One of the reasons I wanted to see Million Dollar Baby was to understand how it could beat The Aviator for Best Picture last year. I had seen neither in the theaters--I am only now overcoming a decade-or-more-old reluctance to go to the movies--but had watched Scorsese's picture a few weeks ago on video, and found it hard to believe Eastwood's boxing-and-mercy picture could top Scorsese's take on the young Howard Hughes. The Aviator is a compelling movie, reminiscent of Francis Ford Coppola's Tucker: The Man and His Dream (1988) in that both deal with World-War-II-era entrepreneurs who grin (Tucker) or grimace (Hughes) at their opponents, then dig in like starving men on opportunity and challenge. Exciting adventures in capitalism, with more than a touch of mania.
Having now seen both Scorsese's and Eastwood's pictures, I can make all kinds of guesses why Million Dollar Baby won the Oscar; but if I had to land on anything, it's Scorsese's insistence on mercilessly dissecting his characters' fearsome, fearful weaknesses while demanding our pity. The hard work of tragedy, in other words. And while Eastwood, as I note in my discussion of his film, also grabs us by the nape and refuses to let us look away, we somehow feel that the pain and loss of his world are part of an assertion; with Scorsese, though, it is revelation, and all the horrors that entails. Not the stuff of Oscar, who, if he allows horror to win, as with The Silence of the Lambs, prefers it washed down with a good kee-antee.
Simply put, we don't like Scorsese's protagonists. From Travis Bickle to Jimmy Doyle to Jake LaMotta to Rupert Pupkin, from Vincent in The Color of Money to Henry Hill in Goodfellas--jeez, even his Jesus gives us the creeps--Scorsese rubs our noses in our missteps, our venality, our obsessive-compulsive yearning for order--which Freud defined as the "compulsion to repeat" and linked it with the need for cleanliness--and in most of his films, including The Aviator, wraps loss tight like a baseball bat and comes at us with it like Joe Pesci pissed off.

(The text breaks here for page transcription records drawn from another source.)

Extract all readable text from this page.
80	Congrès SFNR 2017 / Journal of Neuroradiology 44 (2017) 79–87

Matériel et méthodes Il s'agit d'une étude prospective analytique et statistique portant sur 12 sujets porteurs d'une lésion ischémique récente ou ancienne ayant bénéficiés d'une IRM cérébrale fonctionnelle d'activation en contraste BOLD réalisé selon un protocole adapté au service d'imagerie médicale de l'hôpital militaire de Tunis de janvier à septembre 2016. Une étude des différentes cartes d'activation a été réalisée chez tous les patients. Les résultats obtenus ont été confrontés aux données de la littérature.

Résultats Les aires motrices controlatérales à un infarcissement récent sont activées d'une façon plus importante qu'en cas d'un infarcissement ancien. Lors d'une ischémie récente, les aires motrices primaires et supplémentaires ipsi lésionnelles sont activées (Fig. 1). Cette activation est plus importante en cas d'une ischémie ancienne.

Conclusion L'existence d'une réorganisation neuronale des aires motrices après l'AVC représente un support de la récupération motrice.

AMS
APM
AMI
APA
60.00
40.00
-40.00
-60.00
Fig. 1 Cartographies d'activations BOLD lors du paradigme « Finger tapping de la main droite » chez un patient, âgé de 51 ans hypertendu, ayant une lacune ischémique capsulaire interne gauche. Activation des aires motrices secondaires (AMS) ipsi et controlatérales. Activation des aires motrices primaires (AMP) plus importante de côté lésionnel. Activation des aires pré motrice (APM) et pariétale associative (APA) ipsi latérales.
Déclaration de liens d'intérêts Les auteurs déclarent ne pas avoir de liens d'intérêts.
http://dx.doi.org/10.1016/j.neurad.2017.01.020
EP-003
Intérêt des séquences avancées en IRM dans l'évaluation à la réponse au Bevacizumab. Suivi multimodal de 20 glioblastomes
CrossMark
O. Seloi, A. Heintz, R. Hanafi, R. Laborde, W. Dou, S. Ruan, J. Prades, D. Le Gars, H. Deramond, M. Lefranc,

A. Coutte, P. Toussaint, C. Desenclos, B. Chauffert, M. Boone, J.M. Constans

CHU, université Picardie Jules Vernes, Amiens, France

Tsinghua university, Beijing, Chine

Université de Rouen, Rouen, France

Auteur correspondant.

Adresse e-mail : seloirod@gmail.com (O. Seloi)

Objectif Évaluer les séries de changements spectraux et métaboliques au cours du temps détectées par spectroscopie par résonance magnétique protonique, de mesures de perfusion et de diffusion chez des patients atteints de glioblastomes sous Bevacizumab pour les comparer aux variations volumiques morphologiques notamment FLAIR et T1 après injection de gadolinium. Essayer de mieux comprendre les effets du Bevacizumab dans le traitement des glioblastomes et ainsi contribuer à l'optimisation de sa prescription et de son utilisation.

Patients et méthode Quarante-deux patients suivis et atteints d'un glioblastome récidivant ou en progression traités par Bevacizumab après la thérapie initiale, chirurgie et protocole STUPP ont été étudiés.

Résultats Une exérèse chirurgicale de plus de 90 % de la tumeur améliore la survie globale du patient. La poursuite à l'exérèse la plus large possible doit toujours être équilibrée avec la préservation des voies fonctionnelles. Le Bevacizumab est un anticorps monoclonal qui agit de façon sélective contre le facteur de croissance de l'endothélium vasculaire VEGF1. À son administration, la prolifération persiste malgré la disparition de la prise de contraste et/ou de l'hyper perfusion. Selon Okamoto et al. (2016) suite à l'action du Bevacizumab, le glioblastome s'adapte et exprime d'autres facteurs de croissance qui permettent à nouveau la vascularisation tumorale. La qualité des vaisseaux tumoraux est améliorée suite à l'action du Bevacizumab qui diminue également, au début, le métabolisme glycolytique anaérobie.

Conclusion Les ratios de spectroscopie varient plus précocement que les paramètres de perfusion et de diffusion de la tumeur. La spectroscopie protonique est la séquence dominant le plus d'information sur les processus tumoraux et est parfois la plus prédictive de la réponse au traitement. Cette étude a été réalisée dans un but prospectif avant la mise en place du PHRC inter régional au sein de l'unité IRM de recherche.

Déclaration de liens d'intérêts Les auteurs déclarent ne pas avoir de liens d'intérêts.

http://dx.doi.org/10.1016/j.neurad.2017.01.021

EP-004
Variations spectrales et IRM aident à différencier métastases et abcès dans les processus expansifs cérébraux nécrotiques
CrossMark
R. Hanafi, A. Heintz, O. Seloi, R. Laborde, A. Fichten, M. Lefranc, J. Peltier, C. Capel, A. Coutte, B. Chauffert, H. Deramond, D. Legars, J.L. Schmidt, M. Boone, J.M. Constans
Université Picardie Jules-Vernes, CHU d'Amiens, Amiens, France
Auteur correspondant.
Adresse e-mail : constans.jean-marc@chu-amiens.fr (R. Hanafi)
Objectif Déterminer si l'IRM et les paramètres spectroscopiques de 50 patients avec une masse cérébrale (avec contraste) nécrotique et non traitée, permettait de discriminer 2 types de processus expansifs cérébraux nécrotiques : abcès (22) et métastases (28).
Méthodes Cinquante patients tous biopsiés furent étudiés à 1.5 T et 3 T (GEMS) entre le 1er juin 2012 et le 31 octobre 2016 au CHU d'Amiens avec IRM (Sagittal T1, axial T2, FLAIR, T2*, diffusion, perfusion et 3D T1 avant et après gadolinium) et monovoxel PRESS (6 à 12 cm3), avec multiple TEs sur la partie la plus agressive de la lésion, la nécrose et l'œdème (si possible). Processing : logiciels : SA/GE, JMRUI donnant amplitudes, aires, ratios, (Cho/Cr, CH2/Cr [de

I don't think they'll ever give out Oscars for directing such a reality--acting in it, sure; I like to imagine that every other actor was relieved that De Niro was the one willing to tear himself like strips of newspaper in Raging Bull. But I hope Scorsese continues making these pictures, which have so much pity for the pitiless--and isn't it easy to love those who deserve our love? (Where have I heard that before?) Poor Leo, having to pee in all those milk bottles, cut his hands while washing, shiver and shake like an addict at the mere thought of human contact. Lost in his cell, Jake LaMotta insists, "I'm not an animal." But he also chants, "I'm the boss." Twenty-five years later, Scorsese seems to feel the loss even more deeply, as Hughes inanely chants, "Come in with the milk." But he also knows "the way of the future," and I think it lies in our capacity to love Scorsese's madmen and sinners, even when they seem alien--if only because such seeming masks our reluctance to accept identification. If tragedy works, it is because we are fearful of and for the tragic hero--and not just fearful of him because he is so overwhelming, but because, as Pogo said so long ago, "We have met the enemy and he is us."